The annual march, which started at 36th Street and Fifth Avenue, ends in the West Village.
The NYC Pride March started in 1970 as a civil rights demonstration on the 1-year anniversary of the Stonewall Uprising.
Today, it is one of the world's best-known LGBT events, with 350 marching contingents and more than 2 million spectators in 2016.
This year's theme, "We Are Proud," speaks to the LGBT community's unwavering ability to rise and be proud, even in the face of the existing political environment.
The American Civil Liberties Union, Brooke Guinan (trans woman, FDNY firefighter), Krishna Stone (Director of Community Relations, GMHC), and Geng Le (Founder, Blued) helmed 2017's iconic March.
The march in New York and other cities are spotlighting resistance to what participants see as new pressure on gay rights while contending with the prospect of protests over the events' own diversity and direction.
In a year when leaders are anxious about President Donald Trump's agenda, both the New York and San Francisco events were headed by groups more focused on protest than celebration.
In New York, grand marshals - including the American Civil Liberties Union - were chosen to represent facets of a "resistance movement."
LGBT activists have been galled by the Trump administration's rollback of federal guidance advising school districts to let transgender students use the bathrooms and locker rooms of their choice.
The Republican president also broke from Democratic predecessor Barack Obama's practice of issuing a proclamation in honor of Pride Month.
A few attendees wore "Make America Gay Again" hats, while one group walking silently in the parade wore "Black Lives Matter" shirts as they held up signs with a fist and with a rainbow background, a symbol for gay pride.
Still, others protested potential cuts to heath care benefits, declaring that "Healthcare is an LGBT issue."
Revelers started to line up early Sunday for the march, waving rainbow flags. Kendall Bermudez, 21, from New Jersey, said she thought people might be afraid to come out this year.
"But I think with all these people here, they're going to show we're fighting back and we're proud of who we are," she said. "I think we're going to overcome it and show Trump who's boss, well, who's the real boss."

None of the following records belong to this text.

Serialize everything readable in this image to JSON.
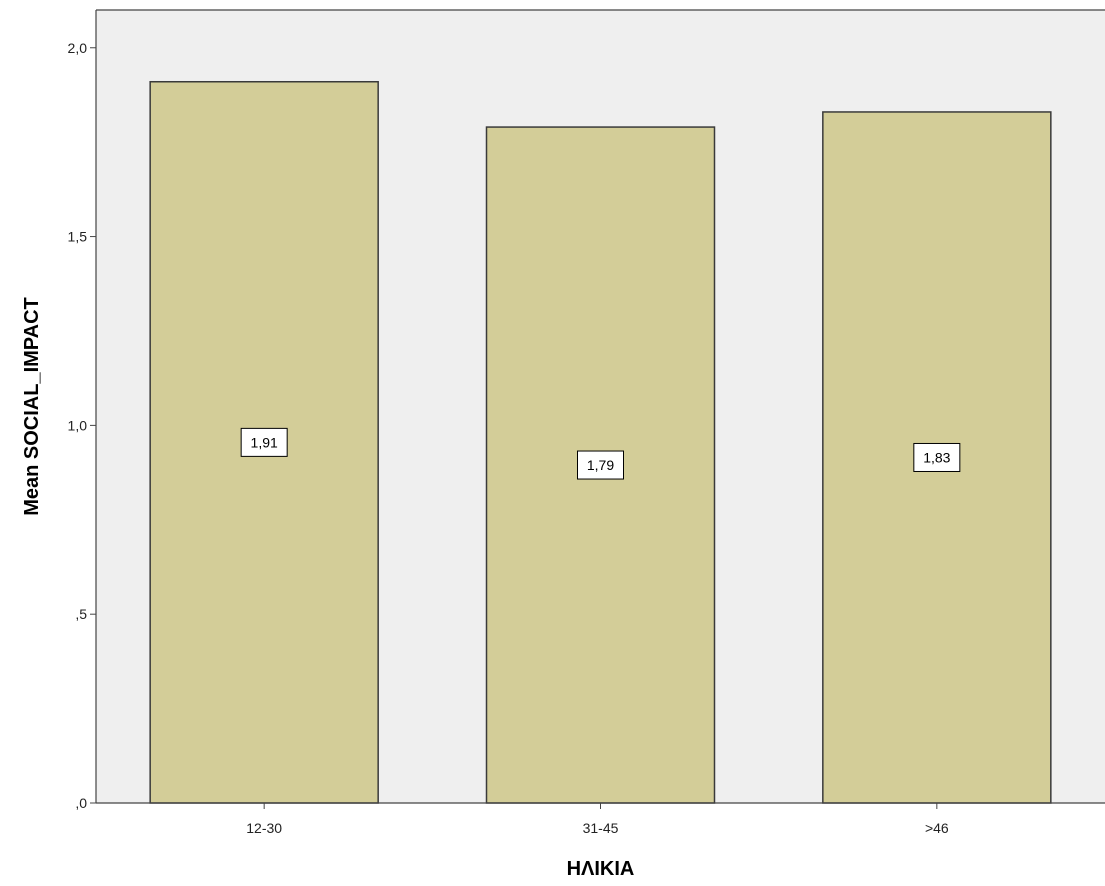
{
  "chart_data": {
    "type": "bar",
    "title": "",
    "xlabel": "ΗΛΙΚΙΑ",
    "ylabel": "Mean SOCIAL_IMPACT",
    "categories": [
      "12-30",
      "31-45",
      ">46"
    ],
    "values": [
      1.91,
      1.79,
      1.83
    ],
    "data_labels": [
      "1,91",
      "1,79",
      "1,83"
    ],
    "ylim": [
      0,
      2.1
    ],
    "yticks": [
      {
        "value": 0,
        "label": ",0"
      },
      {
        "value": 0.5,
        "label": ",5"
      },
      {
        "value": 1.0,
        "label": "1,0"
      },
      {
        "value": 1.5,
        "label": "1,5"
      },
      {
        "value": 2.0,
        "label": "2,0"
      }
    ],
    "grid": false,
    "legend": "none",
    "colors": {
      "plot_background": "#efefef",
      "bar_fill": "#d3cd98",
      "bar_stroke": "#3a3a3a",
      "axis": "#444444"
    }
  }
}
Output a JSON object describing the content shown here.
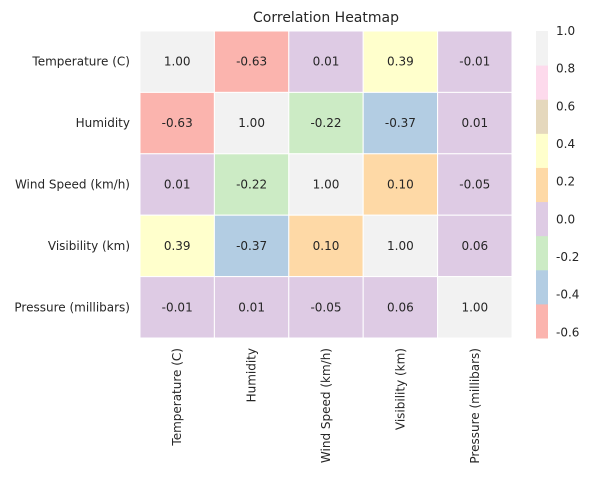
{
  "chart_data": {
    "type": "heatmap",
    "title": "Correlation Heatmap",
    "xlabel": "",
    "ylabel": "",
    "x_categories": [
      "Temperature (C)",
      "Humidity",
      "Wind Speed (km/h)",
      "Visibility (km)",
      "Pressure (millibars)"
    ],
    "y_categories": [
      "Temperature (C)",
      "Humidity",
      "Wind Speed (km/h)",
      "Visibility (km)",
      "Pressure (millibars)"
    ],
    "values": [
      [
        1.0,
        -0.63,
        0.01,
        0.39,
        -0.01
      ],
      [
        -0.63,
        1.0,
        -0.22,
        -0.37,
        0.01
      ],
      [
        0.01,
        -0.22,
        1.0,
        0.1,
        -0.05
      ],
      [
        0.39,
        -0.37,
        0.1,
        1.0,
        0.06
      ],
      [
        -0.01,
        0.01,
        -0.05,
        0.06,
        1.0
      ]
    ],
    "annotation_format": "0.00",
    "colormap": "Pastel1",
    "colors": [
      "#fbb4ae",
      "#b3cde3",
      "#ccebc5",
      "#decbe4",
      "#fed9a6",
      "#ffffcc",
      "#e5d8bd",
      "#fddaec",
      "#f2f2f2"
    ],
    "vmin": -0.63,
    "vmax": 1.0,
    "colorbar_ticks": [
      "-0.6",
      "-0.4",
      "-0.2",
      "0.0",
      "0.2",
      "0.4",
      "0.6",
      "0.8",
      "1.0"
    ],
    "colorbar_tick_values": [
      -0.6,
      -0.4,
      -0.2,
      0.0,
      0.2,
      0.4,
      0.6,
      0.8,
      1.0
    ],
    "grid": false,
    "cell_separator_color": "#ffffff"
  }
}
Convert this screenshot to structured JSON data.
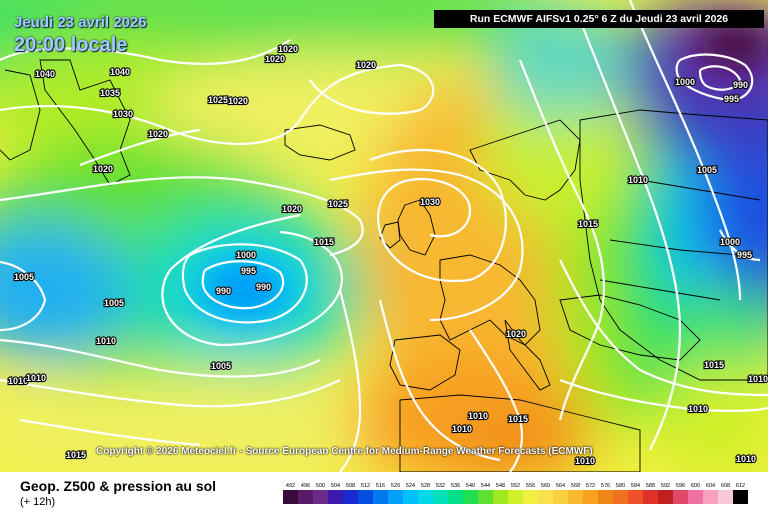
{
  "header": {
    "date": "Jeudi 23 avril 2026",
    "time": "20:00 locale",
    "run": "Run ECMWF AIFSv1 0.25° 6 Z du Jeudi 23 avril 2026"
  },
  "copyright": "Copyright © 2026 Meteociel.fr - Source European Centre for Medium-Range Weather Forecasts (ECMWF)",
  "legend": {
    "title": "Geop. Z500 & pression au sol",
    "subtitle": "(+ 12h)",
    "values": [
      "492",
      "496",
      "500",
      "504",
      "508",
      "512",
      "516",
      "520",
      "524",
      "528",
      "532",
      "536",
      "540",
      "544",
      "548",
      "552",
      "556",
      "560",
      "564",
      "568",
      "572",
      "576",
      "580",
      "584",
      "588",
      "592",
      "596",
      "600",
      "604",
      "608",
      "612"
    ],
    "colors": [
      "#3a0a3a",
      "#5a1a6a",
      "#6a2a8a",
      "#3a1aaa",
      "#1a2ad0",
      "#0050e0",
      "#0078f0",
      "#00a0f8",
      "#00c0f8",
      "#00d8e8",
      "#00e0b8",
      "#00e088",
      "#20e050",
      "#60e030",
      "#a0e820",
      "#d0f028",
      "#f0f040",
      "#f8e050",
      "#f8d040",
      "#f8b830",
      "#f8a020",
      "#f08818",
      "#f07020",
      "#f05028",
      "#e03028",
      "#c02020",
      "#e04868",
      "#f070a0",
      "#f8a0c0",
      "#f8c8d8",
      "#000000"
    ]
  },
  "isobars": [
    "1040",
    "1040",
    "1035",
    "1030",
    "1020",
    "1020",
    "1025",
    "1020",
    "1020",
    "1020",
    "1020",
    "1025",
    "1030",
    "1020",
    "1015",
    "1000",
    "995",
    "990",
    "990",
    "1005",
    "1005",
    "1010",
    "1005",
    "1010",
    "1010",
    "1015",
    "1020",
    "1010",
    "1015",
    "1010",
    "1010",
    "1010",
    "1015",
    "1000",
    "995",
    "990",
    "1005",
    "1000",
    "995",
    "1010",
    "1015",
    "1010",
    "1010",
    "1015",
    "1020"
  ]
}
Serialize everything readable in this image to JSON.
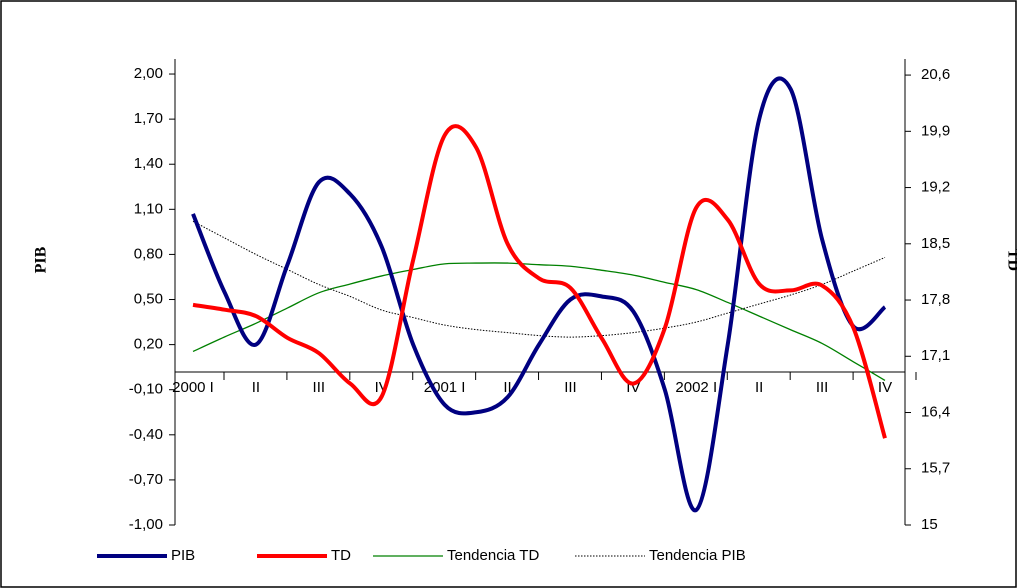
{
  "chart_data": {
    "type": "line",
    "y_label": "PIB",
    "y2_label": "TD",
    "categories": [
      "2000 I",
      null,
      "II",
      null,
      "III",
      null,
      "IV",
      null,
      "2001 I",
      null,
      "II",
      null,
      "III",
      null,
      "IV",
      null,
      "2002 I",
      null,
      "II",
      null,
      "III",
      null,
      "IV"
    ],
    "series": [
      {
        "name": "PIB",
        "color": "#000080",
        "style": "solid",
        "width": 4,
        "values": [
          1.07,
          0.55,
          0.2,
          0.73,
          1.28,
          1.2,
          0.85,
          0.2,
          -0.2,
          -0.25,
          -0.15,
          0.2,
          0.5,
          0.52,
          0.42,
          -0.1,
          -0.9,
          0.2,
          1.7,
          1.9,
          0.9,
          0.32,
          0.45
        ]
      },
      {
        "name": "TD",
        "color": "#ff0000",
        "style": "solid",
        "width": 4,
        "axis": "y2",
        "values": [
          17.74,
          17.68,
          17.6,
          17.33,
          17.14,
          16.76,
          16.6,
          18.3,
          19.85,
          19.7,
          18.5,
          18.07,
          17.95,
          17.32,
          16.76,
          17.45,
          18.95,
          18.8,
          18.0,
          17.92,
          17.98,
          17.45,
          16.08
        ]
      },
      {
        "name": "Tendencia TD",
        "color": "#008000",
        "style": "solid",
        "width": 1.3,
        "axis": "y2",
        "values": [
          17.16,
          17.34,
          17.51,
          17.7,
          17.89,
          18.0,
          18.1,
          18.18,
          18.25,
          18.26,
          18.26,
          18.24,
          18.22,
          18.17,
          18.11,
          18.02,
          17.93,
          17.77,
          17.6,
          17.43,
          17.26,
          17.03,
          16.8
        ]
      },
      {
        "name": "Tendencia PIB",
        "color": "#000000",
        "style": "dotted",
        "width": 1,
        "values": [
          1.02,
          0.91,
          0.8,
          0.7,
          0.6,
          0.52,
          0.43,
          0.38,
          0.33,
          0.3,
          0.28,
          0.26,
          0.25,
          0.26,
          0.28,
          0.31,
          0.35,
          0.41,
          0.47,
          0.53,
          0.6,
          0.69,
          0.78
        ]
      }
    ],
    "ylim": [
      -1.0,
      2.1
    ],
    "yticks": [
      {
        "value": -1.0,
        "label": "-1,00"
      },
      {
        "value": -0.7,
        "label": "-0,70"
      },
      {
        "value": -0.4,
        "label": "-0,40"
      },
      {
        "value": -0.1,
        "label": "-0,10"
      },
      {
        "value": 0.2,
        "label": "0,20"
      },
      {
        "value": 0.5,
        "label": "0,50"
      },
      {
        "value": 0.8,
        "label": "0,80"
      },
      {
        "value": 1.1,
        "label": "1,10"
      },
      {
        "value": 1.4,
        "label": "1,40"
      },
      {
        "value": 1.7,
        "label": "1,70"
      },
      {
        "value": 2.0,
        "label": "2,00"
      }
    ],
    "y2lim": [
      15,
      20.8
    ],
    "y2ticks": [
      15,
      {
        "value": 15.7,
        "label": "15,7"
      },
      {
        "value": 16.4,
        "label": "16,4"
      },
      {
        "value": 17.1,
        "label": "17,1"
      },
      {
        "value": 17.8,
        "label": "17,8"
      },
      {
        "value": 18.5,
        "label": "18,5"
      },
      {
        "value": 19.2,
        "label": "19,2"
      },
      {
        "value": 19.9,
        "label": "19,9"
      },
      {
        "value": 20.6,
        "label": "20,6"
      }
    ],
    "legend": "bottom"
  }
}
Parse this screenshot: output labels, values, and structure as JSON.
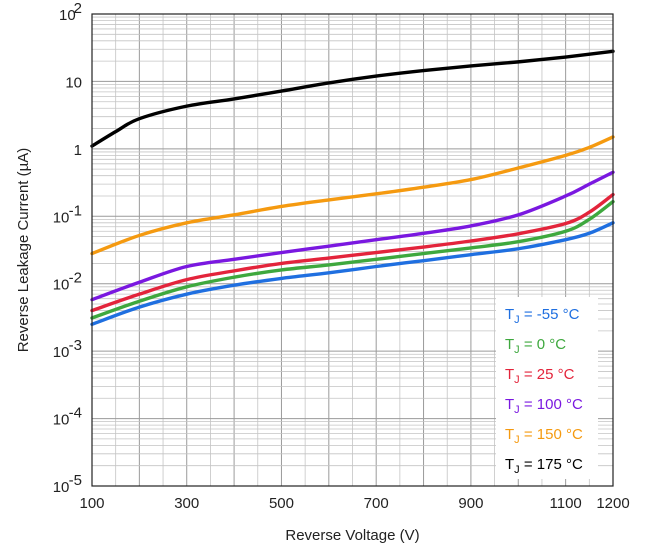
{
  "chart_data": {
    "type": "line",
    "xlabel": "Reverse Voltage (V)",
    "ylabel": "Reverse Leakage Current (µA)",
    "xlim": [
      100,
      1200
    ],
    "ylim": [
      1e-05,
      100
    ],
    "y_scale": "log",
    "grid": true,
    "legend_position": "bottom-right",
    "x_ticks": [
      {
        "value": 100,
        "label": "100"
      },
      {
        "value": 300,
        "label": "300"
      },
      {
        "value": 500,
        "label": "500"
      },
      {
        "value": 700,
        "label": "700"
      },
      {
        "value": 900,
        "label": "900"
      },
      {
        "value": 1100,
        "label": "1100"
      },
      {
        "value": 1200,
        "label": "1200"
      }
    ],
    "y_ticks": [
      {
        "value": 100,
        "base": "10",
        "exp": "2"
      },
      {
        "value": 10,
        "base": "10",
        "exp": ""
      },
      {
        "value": 1,
        "base": "1",
        "exp": ""
      },
      {
        "value": 0.1,
        "base": "10",
        "exp": "-1"
      },
      {
        "value": 0.01,
        "base": "10",
        "exp": "-2"
      },
      {
        "value": 0.001,
        "base": "10",
        "exp": "-3"
      },
      {
        "value": 0.0001,
        "base": "10",
        "exp": "-4"
      },
      {
        "value": 1e-05,
        "base": "10",
        "exp": "-5"
      }
    ],
    "series": [
      {
        "prefix": "T",
        "sub": "J",
        "suffix": " = -55 °C",
        "color": "#1f6fe0",
        "points": [
          [
            100,
            0.0025
          ],
          [
            200,
            0.0045
          ],
          [
            300,
            0.007
          ],
          [
            400,
            0.0095
          ],
          [
            500,
            0.012
          ],
          [
            600,
            0.0145
          ],
          [
            700,
            0.018
          ],
          [
            800,
            0.022
          ],
          [
            900,
            0.027
          ],
          [
            1000,
            0.033
          ],
          [
            1100,
            0.045
          ],
          [
            1150,
            0.056
          ],
          [
            1200,
            0.08
          ]
        ]
      },
      {
        "prefix": "T",
        "sub": "J",
        "suffix": " = 0 °C",
        "color": "#3ea83e",
        "points": [
          [
            100,
            0.0031
          ],
          [
            200,
            0.0055
          ],
          [
            300,
            0.009
          ],
          [
            400,
            0.0125
          ],
          [
            500,
            0.016
          ],
          [
            600,
            0.019
          ],
          [
            700,
            0.023
          ],
          [
            800,
            0.028
          ],
          [
            900,
            0.034
          ],
          [
            1000,
            0.042
          ],
          [
            1100,
            0.06
          ],
          [
            1150,
            0.09
          ],
          [
            1200,
            0.165
          ]
        ]
      },
      {
        "prefix": "T",
        "sub": "J",
        "suffix": " = 25 °C",
        "color": "#e3243b",
        "points": [
          [
            100,
            0.004
          ],
          [
            200,
            0.007
          ],
          [
            300,
            0.0115
          ],
          [
            400,
            0.0155
          ],
          [
            500,
            0.02
          ],
          [
            600,
            0.024
          ],
          [
            700,
            0.029
          ],
          [
            800,
            0.035
          ],
          [
            900,
            0.043
          ],
          [
            1000,
            0.055
          ],
          [
            1100,
            0.078
          ],
          [
            1150,
            0.115
          ],
          [
            1200,
            0.21
          ]
        ]
      },
      {
        "prefix": "T",
        "sub": "J",
        "suffix": " = 100 °C",
        "color": "#7a18e0",
        "points": [
          [
            100,
            0.0058
          ],
          [
            200,
            0.0105
          ],
          [
            300,
            0.018
          ],
          [
            400,
            0.023
          ],
          [
            500,
            0.029
          ],
          [
            600,
            0.036
          ],
          [
            700,
            0.045
          ],
          [
            800,
            0.056
          ],
          [
            900,
            0.072
          ],
          [
            1000,
            0.105
          ],
          [
            1100,
            0.2
          ],
          [
            1150,
            0.3
          ],
          [
            1200,
            0.45
          ]
        ]
      },
      {
        "prefix": "T",
        "sub": "J",
        "suffix": " = 150 °C",
        "color": "#f59a10",
        "points": [
          [
            100,
            0.028
          ],
          [
            200,
            0.052
          ],
          [
            300,
            0.08
          ],
          [
            400,
            0.105
          ],
          [
            500,
            0.14
          ],
          [
            600,
            0.175
          ],
          [
            700,
            0.215
          ],
          [
            800,
            0.27
          ],
          [
            900,
            0.35
          ],
          [
            1000,
            0.52
          ],
          [
            1100,
            0.8
          ],
          [
            1150,
            1.05
          ],
          [
            1200,
            1.5
          ]
        ]
      },
      {
        "prefix": "T",
        "sub": "J",
        "suffix": " = 175 °C",
        "color": "#000000",
        "points": [
          [
            100,
            1.1
          ],
          [
            150,
            1.8
          ],
          [
            200,
            2.8
          ],
          [
            300,
            4.3
          ],
          [
            400,
            5.5
          ],
          [
            500,
            7.2
          ],
          [
            600,
            9.5
          ],
          [
            700,
            12
          ],
          [
            800,
            14.5
          ],
          [
            900,
            17
          ],
          [
            1000,
            19.5
          ],
          [
            1100,
            23
          ],
          [
            1200,
            28
          ]
        ]
      }
    ]
  }
}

Earlier Sunday, New York Gov. Andrew Cuomo said the state would continue to lead the way on equality - and Washington would eventually listen.
He said the state is "at the spearhead of the movement for social justice for the LGBT community."
Cuomo, a Democrat, was speaking Sunday at a ceremony that formally appointed Paul G. Feinman to the New York Court of Appeals, the state's highest court. Feinman is the first openly gay judge to hold the position.